Comme je longe le quai, soudain, un jeune homme me barre la route. Il me regarde ému, il me dit Vous êtes magnifique. Sa gorge se noue. Je sens son œil qui glisse, ou plutôt qui s’accroche à ma robe d’été sexy et virginale, à mailles blanches, dont les trous découpent dans la laine des galets de peau mate. Merci, c’est gentil. Je m’éloigne avec, dans ma tête, l’écho de sa voix nouée.

Le métro arrive. Je me poste à droite de la porte pour laisser sortir les passagers. Au moment de monter, un homme surgi d’on ne sait où me brûle la politesse : il me passe devant, je lui emboîte le pas, mais à peine dans la voiture, le voilà qui pile – je manque lui rentrer dedans. Quel mufle !... Qui me rappelle aussitôt notre mésaventure de Mexico – alors que Mathias et moi attendions la rame du métro, une femme s’était brutalement intercalée entre nous deux, j’avais pensé « Quelle rustre ! » Au moment de pénétrer dans le compartiment, nous avions été violemment bousculés… Et le portefeuille de Mathias dans la cohue subtilisé…. Vite, je vérifie dans ma sacoche la présence de mon portefeuille de luxe – ma main fébrile, ma main dans la poche explore le noir … Non, ce n’est pas possible, il n’est plus là. Ma main paniquée farfouille dans le vide, non, non, c’est sûr, incroyable mais sûr, il n’est plus là. Merde ! La sonnerie qui signale la fermeture des portes retentit, je cherche des yeux l’homme qui m’a bloquée sans le trouver, en me disant qu’il faut descendre, le voleur n’a pas eu le temps de s’enfuir, il doit se trouver dans un périmètre très proche, je me tourne gauchement, gênée par mes sacs, vers la porte sur le point de se refermer. Et, comme je me demande si je vais sortir, si j’ai le temps de me glisser au dehors avec mon fardeau, dans l’instant au ralenti, l’instant dilaté où mes jambes chancèlent, où mon cœur affolé ne bat plus,  où je me dis le froid dans l’âme que j’ai perdu le cadeau de Mathias – je croise le regard d’un inconnu qui me fait face derrière la porte vitrée déjà à demi-fermée, et là, à moi le visage blême et décomposé, à moi la statue vidée de son sang, la statue glacée, il me tend subrepticement l’étui noir, je le saisis sans comprendre, les portes claquent. Nos regards s’éloignent.

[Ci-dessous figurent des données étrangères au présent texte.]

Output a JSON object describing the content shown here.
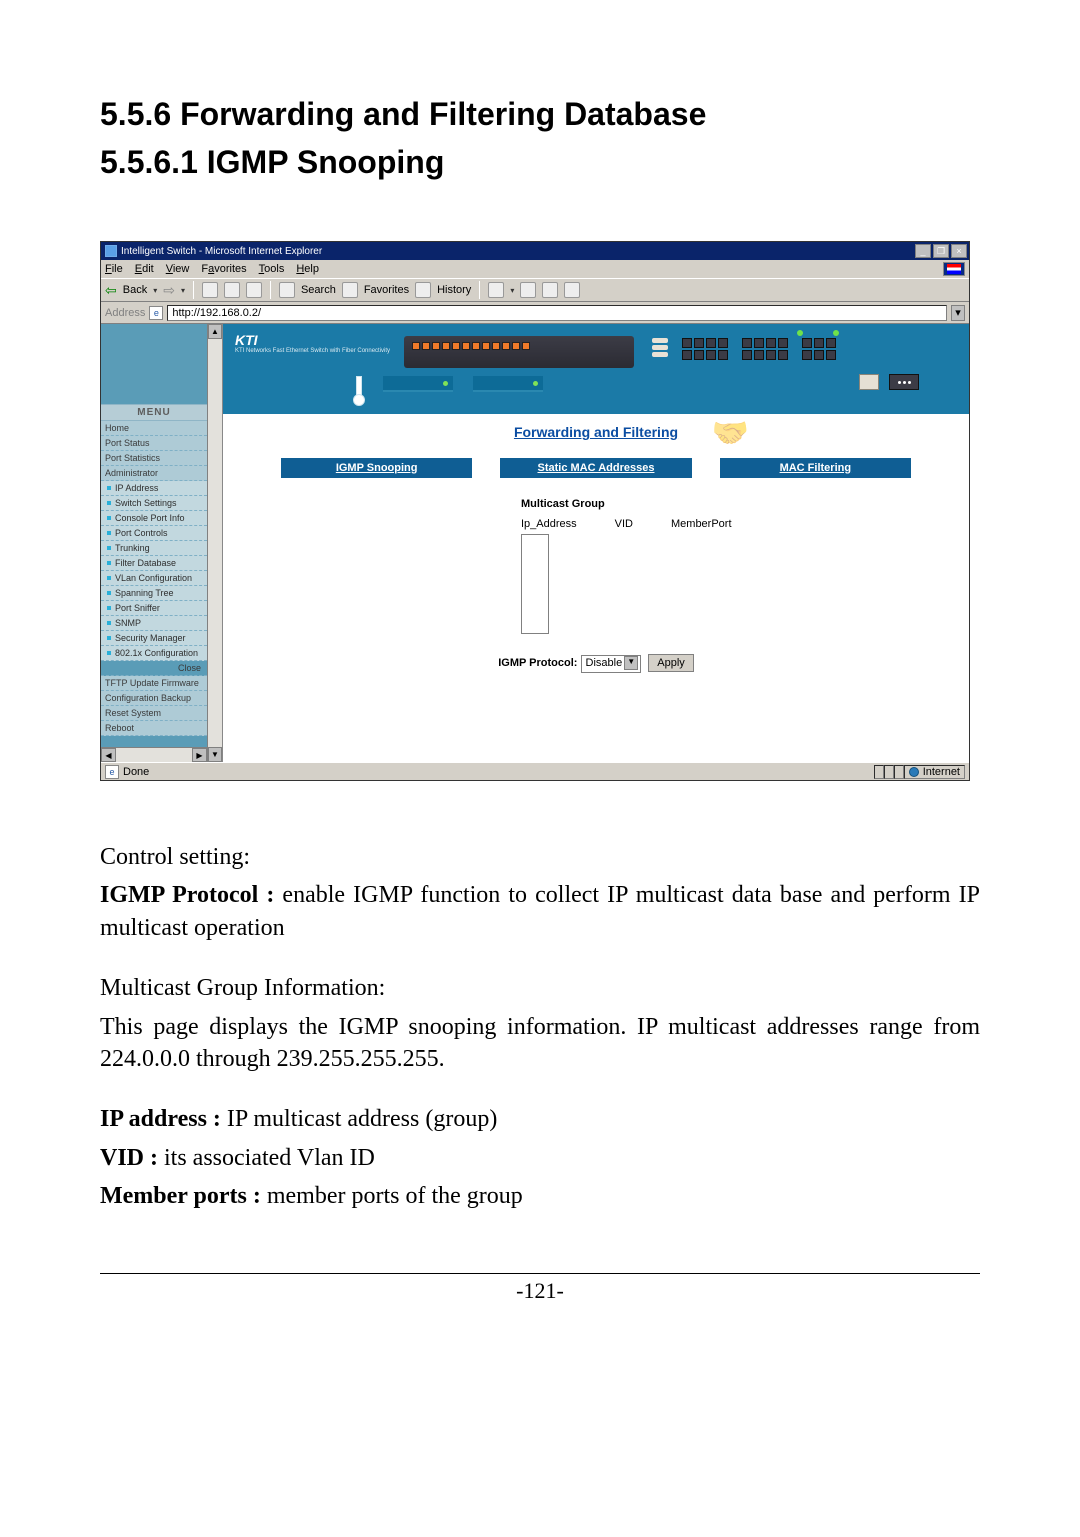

Le couple sur les strapontins à ma gauche me fixe d’un œil rond. Je vais m’asseoir, j’ai les jambes coupées. Mon portefeuille est là, intact, entre mes mains. Qu’ont-ils compris ? Et qu’y a-t-il à comprendre, que s’est-il passé ? Déjà, qu’ils étaient deux, les pickpockets, l’un devant, l’autre derrière, l’un pour faire diversion, l’autre pour escamoter. Mais que s’est-il passé ensuite ? Pourquoi le voleur – celui que sans savoir je regardais – m’a-t-il sans raison rendu le portefeuille ? A-t-il eu peur, a-t-il eu pitié de mon désarroi, de mon innocence ? A-t-il été pris par le remords ? Touché par ma pâleur, ma beauté ?

Peu importe après tout, ce que j’aime, c’est l’idée qu’une émotion ait pu donner naissance à un geste spontané, gratuit, qui annule la mécanique du  vol – le premier geste, l’automatisme du professionnel. J’aime ce grain de sable, ce grain de beauté qui enraye la machine à voler.

Et dans ma mémoire, restera gravé l’échange très bref de nos deux regards, le mien fébrile, où éclate l’angoisse, le sien vide et troublé. Et je crois que je ne l’oublierai jamais, le pickpocket de la gare du Nord, ce personnage mystérieux au regard sans visage, et l’instant de beauté que son geste a créé, tout comme lui, j’espère, n’oubliera pas l’apparition figée, la statue aux cils tremblants derrière la vitre et sa réaction à lui, incompréhensible, incontrôlée – la preuve criante de son humanité.